Dynamic Attention-Guided Context Decoding for Mitigating Context Faithfulness Hallucinations in Large Language Models
Yanwen Huang, Yong Zhang, Ning Cheng, Zhitao Li, Shaojun Wang, Jing Xiao
TL;DR
This work tackles context-faithfulness hallucinations in retrieval-augmented LLMs by showing that token-level uncertainty strongly correlates with unfaithful outputs and that retrieved context is often recognized but not properly prioritized. It introduces Dynamic Attention-Guided Context Decoding (DAGCD), a single-pass decoding framework that leverages attention-utilization signals via a Context Utilization Detector and a top-K attention-head analysis to construct a utilization distribution, then adjusts token probabilities using $P' = P + \alpha H_{ ext{norm}}(P) \cdot U_{top}$ to bias generation toward contextually supported tokens.
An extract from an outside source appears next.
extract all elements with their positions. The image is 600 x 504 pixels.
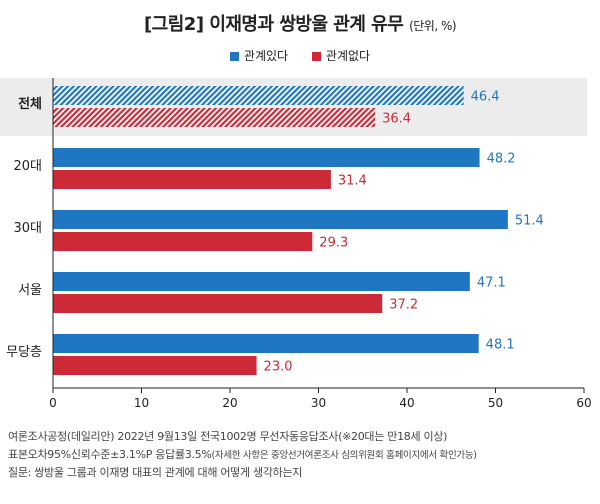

The approach is validated across seven open-book QA datasets and multiple model families, yielding substantial improvements in EM and F1 over greedy decoding and competitive baselines, with strong data-efficiency and real-time applicability. The work also shows that attention-head signals offer a robust, interpretable mechanism for understanding and extracting context-utilization patterns, suggesting a fundamental role for attention in controlling context integration in Transformer-based LLMs.
Abstract
Large language models (LLMs) often exhibit Context Faithfulness Hallucinations, where outputs deviate from retrieved information due to incomplete context integration. Our analysis reveals a strong correlation between token-level uncertainty and hallucinations. We hypothesize that attention mechanisms inherently encode context utilization signals, supported by probing analysis. Based on these insights, we propose Dynamic Attention-Guided Context Decoding (DAGCD), a lightweight framework that leverages attention distributions and uncertainty signals in a single-pass decoding. Experiments on open-book QA datasets demonstrate DAGCD's effectiveness, yielding significant improvements in faithfulness and robustness while preserving computational efficiency.